Nunca antes me había percatado cuánto contribuyen la boca, la nariz y los gestos de los músculos que las rodean a la conformación de una identidad. Si ocultamos esa mitad de la cara bajo un pedazo de tela, resulta imposible tener una idea de a quién tenemos al frente. La cosa se complica más porque muchos han decidido expresar algunos rasgos de su carácter en el tipo de mascarilla que usan.
Así, podemos adivinar que cuando un civil se pone una mascarilla con tela de comando está expresando un rasgo vertical y autoritario. Los nacionalistas las confeccionan con adornos vernaculares y los alienados con banderas de otros países. Mientras que los frívolos las buscan con marcas de moda. Las sonrisas enormes estampadas en el barbijo seguro contienen a un gracioso, y los románticos las prefieren con corazones rojos o versos impresos que, para ser leídos, hay que atentar contra la distancia social. Ayer me crucé con uno que llevaba una mascarilla con colmillos enormes, intimidantes, que, sin duda, daban cuenta de su fiereza.
El tema da para un tratado psicológico, supongo.
Este tipo de “tapada” pandémica difiere de la sutil moda virreinal limeña de saya y manto, tan extendida en épocas de la Perricholi. Esta fue calificada como “el arte de decir y no decir, de mostrarse y no mostrarse”. Según Ricardo Palma, “para las tapadas, la mantilla y el rebocillo eran los encubridores del coqueteo”.
Cubrirse ahora es obligatorio y, por serlo, atenta más bien contra el contacto humano. Ni qué decir del galanteo. En las actuales circunstancias, resulta imposible el amor a primera vista, salvo que uno esté entrenado como perfilador y pueda, a través de una mirada sin rostro, descifrar el universo humano que tiene al frente. No es poco frecuente encontrarse en la situación en la que un par de ojos tratan de escudriñarlo a uno o uno intenta descifrar los de otros. Los cruces de miradas hoy son intensos y fugaces, sin rubores a la vista y, por eso mismo, poco productivos en el arte de conectar de persona a persona. Por supuesto, el miedo al contagio agrega su cuota a la deshumanización de las relaciones sociales de estos tiempos.

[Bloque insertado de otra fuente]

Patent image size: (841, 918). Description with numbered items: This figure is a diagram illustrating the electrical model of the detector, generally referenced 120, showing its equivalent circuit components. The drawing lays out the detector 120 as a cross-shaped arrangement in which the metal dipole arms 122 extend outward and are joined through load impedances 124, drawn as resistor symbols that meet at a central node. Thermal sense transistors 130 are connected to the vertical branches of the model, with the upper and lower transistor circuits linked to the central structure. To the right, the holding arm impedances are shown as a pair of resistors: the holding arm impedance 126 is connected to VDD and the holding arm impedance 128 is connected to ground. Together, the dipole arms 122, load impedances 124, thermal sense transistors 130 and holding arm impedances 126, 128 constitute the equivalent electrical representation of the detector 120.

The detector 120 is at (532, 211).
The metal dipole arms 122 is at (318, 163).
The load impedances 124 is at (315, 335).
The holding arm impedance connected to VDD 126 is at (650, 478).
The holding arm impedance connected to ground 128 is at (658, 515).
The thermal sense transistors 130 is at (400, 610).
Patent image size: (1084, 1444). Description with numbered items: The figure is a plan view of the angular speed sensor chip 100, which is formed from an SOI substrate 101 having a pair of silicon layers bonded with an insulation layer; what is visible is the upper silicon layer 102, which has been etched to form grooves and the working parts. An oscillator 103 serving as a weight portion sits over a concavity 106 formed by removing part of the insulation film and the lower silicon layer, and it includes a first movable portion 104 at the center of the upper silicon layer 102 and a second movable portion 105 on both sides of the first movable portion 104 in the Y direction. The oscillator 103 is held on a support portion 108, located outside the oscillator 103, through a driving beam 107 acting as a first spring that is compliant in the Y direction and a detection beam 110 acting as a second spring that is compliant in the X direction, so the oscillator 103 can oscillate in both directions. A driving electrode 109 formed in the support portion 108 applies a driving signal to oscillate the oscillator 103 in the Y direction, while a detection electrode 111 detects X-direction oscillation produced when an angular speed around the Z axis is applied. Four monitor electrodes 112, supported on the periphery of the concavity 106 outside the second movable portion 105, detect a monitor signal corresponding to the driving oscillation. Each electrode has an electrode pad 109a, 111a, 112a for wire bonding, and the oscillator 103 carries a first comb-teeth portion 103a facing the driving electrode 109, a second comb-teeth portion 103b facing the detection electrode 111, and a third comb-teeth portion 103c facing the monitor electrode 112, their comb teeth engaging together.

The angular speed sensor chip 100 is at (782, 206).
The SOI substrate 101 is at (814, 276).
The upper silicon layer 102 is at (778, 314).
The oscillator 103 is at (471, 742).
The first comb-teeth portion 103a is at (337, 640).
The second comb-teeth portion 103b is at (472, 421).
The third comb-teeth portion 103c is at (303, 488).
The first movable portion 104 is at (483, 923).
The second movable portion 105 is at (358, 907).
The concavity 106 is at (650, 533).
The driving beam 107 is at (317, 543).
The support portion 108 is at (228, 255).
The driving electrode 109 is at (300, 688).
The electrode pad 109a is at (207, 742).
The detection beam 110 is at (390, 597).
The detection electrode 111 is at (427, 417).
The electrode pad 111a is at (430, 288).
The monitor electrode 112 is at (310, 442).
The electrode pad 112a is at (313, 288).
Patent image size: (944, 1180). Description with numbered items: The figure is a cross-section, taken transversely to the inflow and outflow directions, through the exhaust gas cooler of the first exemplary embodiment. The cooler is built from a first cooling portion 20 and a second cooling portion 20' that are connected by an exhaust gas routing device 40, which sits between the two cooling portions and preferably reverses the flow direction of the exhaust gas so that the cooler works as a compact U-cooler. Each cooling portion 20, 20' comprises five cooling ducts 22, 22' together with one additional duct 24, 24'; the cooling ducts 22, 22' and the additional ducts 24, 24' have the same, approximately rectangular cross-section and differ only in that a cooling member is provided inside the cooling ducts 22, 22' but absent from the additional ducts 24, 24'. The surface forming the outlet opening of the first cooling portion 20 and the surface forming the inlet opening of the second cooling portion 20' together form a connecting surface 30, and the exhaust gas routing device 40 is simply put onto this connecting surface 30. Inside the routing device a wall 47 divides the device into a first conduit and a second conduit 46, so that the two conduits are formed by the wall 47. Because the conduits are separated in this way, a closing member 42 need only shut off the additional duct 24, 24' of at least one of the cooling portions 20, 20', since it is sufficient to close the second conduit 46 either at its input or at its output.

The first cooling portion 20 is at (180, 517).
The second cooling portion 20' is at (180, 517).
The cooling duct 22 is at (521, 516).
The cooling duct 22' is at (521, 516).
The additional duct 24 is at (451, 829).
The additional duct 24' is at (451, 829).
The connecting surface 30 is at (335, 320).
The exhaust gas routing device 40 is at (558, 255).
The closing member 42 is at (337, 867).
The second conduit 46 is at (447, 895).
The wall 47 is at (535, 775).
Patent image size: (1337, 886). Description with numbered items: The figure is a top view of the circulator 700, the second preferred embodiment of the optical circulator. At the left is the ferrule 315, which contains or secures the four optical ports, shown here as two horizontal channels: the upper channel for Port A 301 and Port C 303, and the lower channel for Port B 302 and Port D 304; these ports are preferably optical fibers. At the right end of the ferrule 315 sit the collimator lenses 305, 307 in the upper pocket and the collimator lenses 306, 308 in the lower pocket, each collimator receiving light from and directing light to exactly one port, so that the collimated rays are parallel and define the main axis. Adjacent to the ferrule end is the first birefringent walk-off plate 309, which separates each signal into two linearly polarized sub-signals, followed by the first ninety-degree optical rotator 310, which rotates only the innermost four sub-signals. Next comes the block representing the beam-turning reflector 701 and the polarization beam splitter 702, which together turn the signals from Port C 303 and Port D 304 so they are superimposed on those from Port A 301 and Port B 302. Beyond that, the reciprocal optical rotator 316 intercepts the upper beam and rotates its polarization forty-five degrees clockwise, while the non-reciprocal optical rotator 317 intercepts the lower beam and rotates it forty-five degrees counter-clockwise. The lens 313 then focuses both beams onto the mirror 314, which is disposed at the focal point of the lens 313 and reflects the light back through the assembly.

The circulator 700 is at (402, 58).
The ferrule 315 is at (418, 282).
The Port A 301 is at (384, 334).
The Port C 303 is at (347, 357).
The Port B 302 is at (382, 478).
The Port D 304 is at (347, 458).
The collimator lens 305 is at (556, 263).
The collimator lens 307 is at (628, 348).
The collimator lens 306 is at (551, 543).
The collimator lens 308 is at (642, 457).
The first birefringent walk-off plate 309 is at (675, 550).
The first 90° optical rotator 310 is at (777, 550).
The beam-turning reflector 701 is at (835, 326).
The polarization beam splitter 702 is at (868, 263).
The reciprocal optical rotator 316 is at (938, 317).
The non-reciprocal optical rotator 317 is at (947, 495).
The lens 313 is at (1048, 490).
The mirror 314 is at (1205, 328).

En materia de corrupción, el ocultamiento, el disfraz y la opacidad son terreno fértil. Sin embargo, hoy vemos a algunos de sus exponentes que han decidido no usar mascarillas: Donald Trump, Jair Bolsonaro, Andrés Manuel López Obrador y Daniel Ortega, entre otros. Respecto de estos cuatro, mi teoría es que más allá de la estupidez y la irresponsabilidad que los caracterizan, no se cubren porque no tienen nada que ocultar: todos sabemos de sus miserias autoritarias, sus satrapías y corruptelas, enfundadas en un populismo barato y una demagogia sin límites, de la que les gusta alardear. En sus casos, el problema no es la falta de identidad, sino la impunidad que los rodea.
Como ahora todos los ciudadanos debemos cubrirnos el rostro, se ha creado un estilo de bandolerismo inverso: los que nos roban, lo hacen a cara descubierta, sin empacho, delante de todo el mundo. Es el tipo de transparencia perniciosa que no queremos. Ya no se trata de “desenmascararlos”, sino de lograr que paguen política y penalmente por sus acciones.
En la nueva normalidad surgirán, qué duda cabe, otras formas de relacionarse a pesar de las barreras y limitaciones que impone el virus. En igual sentido, habrá que generar también nuevas formas de lucha contra los corruptos, sin máscaras... o con ellas. Felizmente, como dice la salsa: “Recuerda que existe el sol, aunque el cielo esté nublado, mascarada”.